Mission Blog: October 15, 2009
Never Forget Why We Do, What We Do
By Kevin Lino, Research Biologist
This has been one of my most enjoyable research efforts into the Papahanaumokuakea Marine National Monument. Starting with the large scale marine debris removal effort in 2005, I've had the opportunity to return to the Northwestern Hawaiian Islands every year since conducting marine debris removal, oceanographic monitoring or coral Reef Assessment and Monitoring Program (RAMP).
Honu at Midway. (Photo: NOAA)
During this cruise the fish team primarily conducted fish surveys assessing the diversity and abundance of species (mostly at locations never surveyed before) and also helped in the maintenance of several oceanographic monitoring devices.

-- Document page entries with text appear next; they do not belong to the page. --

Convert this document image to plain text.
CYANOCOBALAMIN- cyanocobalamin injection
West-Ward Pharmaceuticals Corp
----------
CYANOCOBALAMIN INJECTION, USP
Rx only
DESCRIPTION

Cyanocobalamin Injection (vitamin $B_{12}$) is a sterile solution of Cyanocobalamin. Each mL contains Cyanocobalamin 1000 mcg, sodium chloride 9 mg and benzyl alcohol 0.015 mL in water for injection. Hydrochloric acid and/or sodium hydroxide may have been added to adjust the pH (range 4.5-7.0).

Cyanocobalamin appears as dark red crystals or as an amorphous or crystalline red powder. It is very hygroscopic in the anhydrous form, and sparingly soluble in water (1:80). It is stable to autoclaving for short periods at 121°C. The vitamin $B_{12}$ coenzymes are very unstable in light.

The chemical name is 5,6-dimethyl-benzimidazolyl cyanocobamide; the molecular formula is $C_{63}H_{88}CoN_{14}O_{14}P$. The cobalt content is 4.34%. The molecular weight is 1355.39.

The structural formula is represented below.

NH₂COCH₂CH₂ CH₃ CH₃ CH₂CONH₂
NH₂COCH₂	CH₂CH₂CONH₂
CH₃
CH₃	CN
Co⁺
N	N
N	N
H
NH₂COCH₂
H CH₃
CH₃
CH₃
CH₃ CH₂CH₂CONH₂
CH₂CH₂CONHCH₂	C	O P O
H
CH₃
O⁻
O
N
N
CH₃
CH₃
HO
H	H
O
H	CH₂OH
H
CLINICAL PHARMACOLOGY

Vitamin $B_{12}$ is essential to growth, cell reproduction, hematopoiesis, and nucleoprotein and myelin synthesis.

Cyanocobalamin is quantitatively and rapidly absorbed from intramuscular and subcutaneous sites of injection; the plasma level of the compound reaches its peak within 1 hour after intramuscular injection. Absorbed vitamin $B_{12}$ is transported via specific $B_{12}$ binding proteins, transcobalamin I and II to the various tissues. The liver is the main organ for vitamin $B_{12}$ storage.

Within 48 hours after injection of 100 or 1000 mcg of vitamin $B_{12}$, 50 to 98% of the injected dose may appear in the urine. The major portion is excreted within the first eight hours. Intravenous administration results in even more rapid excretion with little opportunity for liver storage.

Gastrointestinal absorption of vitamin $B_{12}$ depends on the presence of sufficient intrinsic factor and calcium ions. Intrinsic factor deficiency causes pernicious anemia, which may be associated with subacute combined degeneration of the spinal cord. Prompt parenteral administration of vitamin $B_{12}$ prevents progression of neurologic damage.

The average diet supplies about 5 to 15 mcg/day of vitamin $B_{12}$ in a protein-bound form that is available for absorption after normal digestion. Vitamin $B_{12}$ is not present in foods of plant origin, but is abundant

The teams assembled for this cruise are all amazing divers and well skilled in their disciplines and as demonstrated daily were excited and eager to conduct this research.
Whiskered Armorhead. (Photo: NOAA)
As the weather was quite favorable with several calm days allowing for magnificent visibility myself and the independent fish team looked forward to conducting surveys at four or five sites a day off HI-2. Personally the diving was most amazing and memorable at Kure Atoll as several rarer species in the main islands were common. My favorite species were the curious Hawaiian morwongs (Goniistius vittatus) and the masked angelfish (Genicanthus personatus) that were seen on most dives. Overall the abundance of species including large predators was remarkable. Many of us enjoyed the presence of the small reef sharks and investigative nature of species that typically are unseen or very weary of divers elsewhere. On one spectacular dive we noted several hapu'u (Epinephelus quernus), barred knife jaws (Oplegnathus fasciatus) and a very rare whiskered armorhead (Evistias acutirostris). At the end of the day we know our hard work will go towards a better understanding and management of these organisms of this unspoiled ecosystem.
Hawaiian Morwong. (Photo: NOAA)
During the cruise we were also able to retrieve and replace several different long term oceanographic instruments used to monitor the near pristine ecosystem of the Papahanaumokuakea Marine National Monument. One is known as an Ecological Acoustic Recorder or EAR. It is a passive acoustic device developed specifically for monitoring fish, invertebrates, and human activity in marine habitats. Deployment of these passive acoustic devices in coral reef habitats is an effective method to monitor coral reef ecosystems and to collect information about many animals associated with coral reefs. Various fish and invertebrate species are soniferous - that is, they produce sound. Marine mammals that interact with the coral reef environment are also quite vocal. Tracking the acoustic activity of these animals with passive monitoring instruments is a promising way to assess patterns of change, stability, and seasonality in biological processes over time. Passive acoustic methods are also well suited for monitoring human activities on the reef. The noise produced by boat engines, anchor chains, and other anthropogenic sources are readily detectible and identifiable along with naturally occurring sounds which can help to identify activity within the monument. To learn more about the EAR and passive acoustic monitoring of coral reef ecosystems go to http://www.pifsc.noaa.gov/cred/ear.php
Pennantfish following diver Jonatha Giddens. (Photo: NOAA)
One more unforgettable experience had my three other dive buddies smiling ecstatically as we finished our safety stop on our first dive off of Laysan Island. The four of us were conducting fish surveys at a new deep water (60-99 feet) site when we descended upon an amazing benthic topography with overhangs and drop offs housing a unique experience. The four of us were circled by many ulua (Caranx ignobilis) and rainbow runners (Elagatis bipinnulata) before ever getting to the sea floor. Shortly after starting our surveys many other unique and interesting species began appearing including a large school of pennant fish (Heniochus diphreutes) and some brightly colored anthias (Pseudanthias thompsoni). After the survey we investigated a half moon ridge where a large cave with several white tip reef sharks were resting on the sandy bottom (Trianodon obesus) and numerous large squirrelfish (Sargocentron spiniferum) congregated amongst the downward stretching fronds of black coral. Several other inquisitive species swum around and into us as we left this memorable site including a 17ft manta ray (Manta birostris) and more frisky ulua. My dive buddies and I smiled for the five minute safety stop just waiting to talk about what we were just lucky enough to have come across. The photographs and stories will remind us of the beauty we are so fortunate to study and will never let us forget why we do what we do.